Harold told me he had already died, done all that. I didn’t have the heart to disabuse him of his belief. First, because what did I know really? And second, what I would say would make no difference to him. I trusted God at work in him, more than anything I might prescribe. Some kind of growth and transformation was afoot which I didn’t want to mess up. I did have a sense there was some pruning ahead for him, and considerable surrender before sweet humility would blossom more fully in his being.
Even though Harold began to get on my nerves, I felt compassion for him as one ought for anyone in this condition. He was pretty miserable. Over time the man calmed down and found his way to service. He became able to hold his degree of glory in one hand and the reality of his sin and brokenness in the other without tipping over and wallowing in one or the other.

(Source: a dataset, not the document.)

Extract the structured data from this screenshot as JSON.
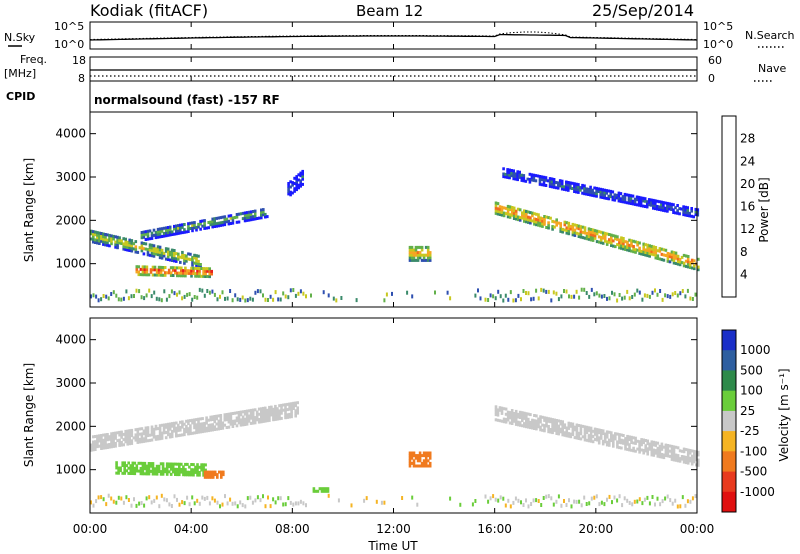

Instead of bursting with pride or sinking into a pit of despair, anger, and suffering he grew into the largeness of the gift of God’s revelation to him. He attained the strength of soul and groundedness in the soil of humility to grasp this paradox of the human condition: our frailty and our glory. That sort of balance and strength in Reality is something to behold.
Watching the purposes of God unfold in someone’s life as a spiritual director is a front row seat to seeing God and hidden mysteries. The winsome way of God with an individual soul keeps me, entertained and delighted, on the edge of my seat. Now I must be honest. I made Harold up. Any resemblance to any person, living or dead, is not intended and purely coincidental. If, in an adaption of Carly Simon’s song, “you probably think this post is about you,” it is not. I really have no idea what God is up to in your soul, except to say without a doubt it is something wondrous, breathtakingly beautiful, and beyond your wildest dreams. For the record, I am still working on finding my balance.